Is PMM2-CDG hereditary?

PMM2-CDG, also known as congenital disorder of glycosylation type 1a, is indeed a hereditary condition. It is caused by mutations in the PMM2 gene, which is responsible for producing an enzyme called phosphomannomutase 2. This enzyme plays a crucial role in the process of glycosylation, which is essential for the proper functioning of various proteins in the body.

Hereditary Transmission:

PMM2-CDG follows an autosomal recessive pattern of inheritance. This means that an affected individual inherits two copies of the mutated PMM2 gene, one from each parent. If both parents are carriers of the mutated gene but do not have the condition themselves, there is a 25% chance with each pregnancy that their child will have PMM2-CDG.

Symptoms and Diagnosis:

PMM2-CDG can present with a wide range of symptoms, including developmental delays, intellectual disability, failure to thrive, seizures, liver dysfunction, and various physical abnormalities.

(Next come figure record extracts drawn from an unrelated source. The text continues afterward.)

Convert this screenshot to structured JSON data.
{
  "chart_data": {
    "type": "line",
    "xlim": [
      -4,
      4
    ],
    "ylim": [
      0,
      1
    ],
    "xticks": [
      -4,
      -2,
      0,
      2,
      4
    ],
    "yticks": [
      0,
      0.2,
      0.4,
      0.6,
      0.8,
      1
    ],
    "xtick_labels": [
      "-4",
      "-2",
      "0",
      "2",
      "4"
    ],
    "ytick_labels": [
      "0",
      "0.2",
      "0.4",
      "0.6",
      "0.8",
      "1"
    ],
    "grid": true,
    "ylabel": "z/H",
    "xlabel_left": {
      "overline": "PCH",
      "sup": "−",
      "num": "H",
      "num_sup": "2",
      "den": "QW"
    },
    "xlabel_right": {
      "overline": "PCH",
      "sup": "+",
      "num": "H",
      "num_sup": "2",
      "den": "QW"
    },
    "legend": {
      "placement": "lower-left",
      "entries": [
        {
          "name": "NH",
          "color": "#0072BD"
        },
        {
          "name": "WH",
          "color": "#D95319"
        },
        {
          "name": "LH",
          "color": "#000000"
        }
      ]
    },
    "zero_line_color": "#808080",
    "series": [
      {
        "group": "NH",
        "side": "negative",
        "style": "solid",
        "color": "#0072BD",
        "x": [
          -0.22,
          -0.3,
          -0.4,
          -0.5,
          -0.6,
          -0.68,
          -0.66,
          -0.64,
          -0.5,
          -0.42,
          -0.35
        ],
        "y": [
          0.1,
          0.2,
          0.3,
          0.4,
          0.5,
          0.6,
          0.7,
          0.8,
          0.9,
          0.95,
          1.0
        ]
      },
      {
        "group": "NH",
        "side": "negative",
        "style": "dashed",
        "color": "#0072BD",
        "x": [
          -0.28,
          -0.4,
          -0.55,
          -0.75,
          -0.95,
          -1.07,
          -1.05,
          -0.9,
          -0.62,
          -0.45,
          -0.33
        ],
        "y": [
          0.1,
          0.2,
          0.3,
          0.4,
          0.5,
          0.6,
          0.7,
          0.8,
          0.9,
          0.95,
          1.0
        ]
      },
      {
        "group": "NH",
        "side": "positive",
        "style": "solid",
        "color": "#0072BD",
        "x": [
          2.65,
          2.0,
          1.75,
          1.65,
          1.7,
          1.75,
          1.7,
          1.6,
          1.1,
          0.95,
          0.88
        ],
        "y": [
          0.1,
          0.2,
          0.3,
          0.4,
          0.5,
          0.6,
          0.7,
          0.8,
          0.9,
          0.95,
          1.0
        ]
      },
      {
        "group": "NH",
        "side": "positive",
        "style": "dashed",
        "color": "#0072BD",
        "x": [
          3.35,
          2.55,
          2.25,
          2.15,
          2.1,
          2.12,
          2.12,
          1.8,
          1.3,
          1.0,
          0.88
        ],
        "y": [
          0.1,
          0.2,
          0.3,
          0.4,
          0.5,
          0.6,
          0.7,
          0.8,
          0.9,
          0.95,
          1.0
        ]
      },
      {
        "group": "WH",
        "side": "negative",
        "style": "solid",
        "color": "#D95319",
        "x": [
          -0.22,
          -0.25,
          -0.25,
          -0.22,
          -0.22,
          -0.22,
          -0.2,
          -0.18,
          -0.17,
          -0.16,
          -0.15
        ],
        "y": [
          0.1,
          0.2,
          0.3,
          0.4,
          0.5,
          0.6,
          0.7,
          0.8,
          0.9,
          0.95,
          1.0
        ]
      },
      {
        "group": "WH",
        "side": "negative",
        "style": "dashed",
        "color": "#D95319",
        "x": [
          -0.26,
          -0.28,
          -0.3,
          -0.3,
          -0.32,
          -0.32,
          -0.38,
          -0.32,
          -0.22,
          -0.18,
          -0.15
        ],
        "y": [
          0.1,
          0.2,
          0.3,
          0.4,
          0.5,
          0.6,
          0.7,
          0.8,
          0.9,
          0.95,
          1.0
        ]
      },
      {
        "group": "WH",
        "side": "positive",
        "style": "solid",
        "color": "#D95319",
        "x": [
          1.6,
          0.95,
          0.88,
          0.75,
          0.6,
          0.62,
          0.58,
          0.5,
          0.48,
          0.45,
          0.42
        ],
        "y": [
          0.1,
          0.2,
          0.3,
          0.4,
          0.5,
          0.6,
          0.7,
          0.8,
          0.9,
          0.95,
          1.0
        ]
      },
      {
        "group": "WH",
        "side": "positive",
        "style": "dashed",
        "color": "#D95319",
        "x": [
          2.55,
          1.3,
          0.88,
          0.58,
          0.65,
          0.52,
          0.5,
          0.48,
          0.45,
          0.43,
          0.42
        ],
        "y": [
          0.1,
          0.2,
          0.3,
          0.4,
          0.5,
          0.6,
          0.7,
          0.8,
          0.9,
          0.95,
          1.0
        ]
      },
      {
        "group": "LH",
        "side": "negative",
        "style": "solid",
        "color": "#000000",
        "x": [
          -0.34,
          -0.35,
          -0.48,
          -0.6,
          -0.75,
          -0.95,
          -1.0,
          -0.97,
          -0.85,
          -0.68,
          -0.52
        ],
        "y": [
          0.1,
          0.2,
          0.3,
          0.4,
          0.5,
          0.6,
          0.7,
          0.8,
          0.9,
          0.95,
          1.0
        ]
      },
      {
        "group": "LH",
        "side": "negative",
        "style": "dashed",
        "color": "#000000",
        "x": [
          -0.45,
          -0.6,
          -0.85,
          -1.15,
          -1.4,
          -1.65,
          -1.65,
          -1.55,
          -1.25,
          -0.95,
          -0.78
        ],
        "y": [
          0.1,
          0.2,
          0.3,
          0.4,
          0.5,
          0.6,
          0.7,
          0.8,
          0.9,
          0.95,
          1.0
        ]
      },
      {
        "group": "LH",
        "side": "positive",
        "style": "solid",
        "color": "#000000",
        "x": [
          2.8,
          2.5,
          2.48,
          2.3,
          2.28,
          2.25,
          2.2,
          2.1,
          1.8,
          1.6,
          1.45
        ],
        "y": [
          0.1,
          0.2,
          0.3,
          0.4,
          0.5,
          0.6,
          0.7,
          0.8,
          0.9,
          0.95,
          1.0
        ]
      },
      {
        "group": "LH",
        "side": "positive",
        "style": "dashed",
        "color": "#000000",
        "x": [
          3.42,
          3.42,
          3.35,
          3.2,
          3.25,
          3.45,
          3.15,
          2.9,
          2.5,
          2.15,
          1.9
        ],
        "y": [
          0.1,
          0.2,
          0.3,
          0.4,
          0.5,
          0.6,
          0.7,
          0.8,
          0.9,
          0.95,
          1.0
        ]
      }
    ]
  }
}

Due to the variability in symptoms, diagnosis can be challenging and often requires specialized testing such as genetic analysis or measurement of specific glycosylation markers.

Management and Treatment:

Currently, there is no cure for PMM2-CDG, and treatment primarily focuses on managing the symptoms and complications associated with the condition. This may involve a multidisciplinary approach, including regular monitoring, physical and occupational therapy, speech therapy, and dietary modifications.

Conclusion:

PMM2-CDG is a hereditary disorder caused by mutations in the PMM2 gene. Understanding the hereditary nature of the condition is crucial for genetic counseling and family planning. If you suspect PMM2-CDG in yourself or a family member, it is important to consult with a healthcare professional or geneticist for proper diagnosis and management.